The VERITAS orbiter will interrogate the geology of the planet by taking high-resolution images through radar observations capable of detecting evidence of land or landforms created by water flows or past tectonics. The most exciting target may be the tesserae: highly deformed high mountain regions believed to be the oldest geological features on the planet. If VERITAS detects evidence from ancient oceans — or at least about the type of geological activity that could have kept the planet warm for a long time — it will accept the idea that another rotating exoplanet could achieve the same conditions.

“Thinking about going together is really a complementary mega mission,” says Lauren Jozwia, a planetary scientist in the Johns Hopkins Laboratory of Applied Physics working on the VERITAS mission. “This idea that you would like to do geological mapping and atmospheric sounding has been at the core of what you wanted to study on Venus,” says Jozwia.

In the end, if Venus was always inanimate, then the reason has to do with its proximity to the sun. So an exoplanet of similar size that is proportionally close to its star will be like Venus. And we better focus more research on exoplanets farther from their stars.
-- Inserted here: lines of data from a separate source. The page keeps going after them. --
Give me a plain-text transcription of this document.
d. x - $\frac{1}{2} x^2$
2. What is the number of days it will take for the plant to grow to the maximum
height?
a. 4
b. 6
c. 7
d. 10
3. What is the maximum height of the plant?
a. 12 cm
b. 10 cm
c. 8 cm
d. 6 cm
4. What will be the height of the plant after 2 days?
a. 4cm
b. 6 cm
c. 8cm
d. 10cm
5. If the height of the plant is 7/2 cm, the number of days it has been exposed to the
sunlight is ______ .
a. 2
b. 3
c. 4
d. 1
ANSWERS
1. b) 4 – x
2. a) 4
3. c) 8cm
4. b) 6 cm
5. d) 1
On the other hand, if Venus was fresh before it became a permanent furnace, it means that we should take the “Venus zone” exoplanets seriously because they can still be stimulating. It suggests that factors such as plate tectonics and volcanism play a critical role in the mediation of living conditions, and we need to find ways to investigate these things even in distant worlds.

The more we think about what DAVINCI + and VERITAS can achieve, the more we seem to be underestimating how excited we should be. Jozwiak says these next missions will “completely change the way we think about Venus and the formation of planets in general.” “It’s an exciting time to find out if Venus is’ the Earth of the future.”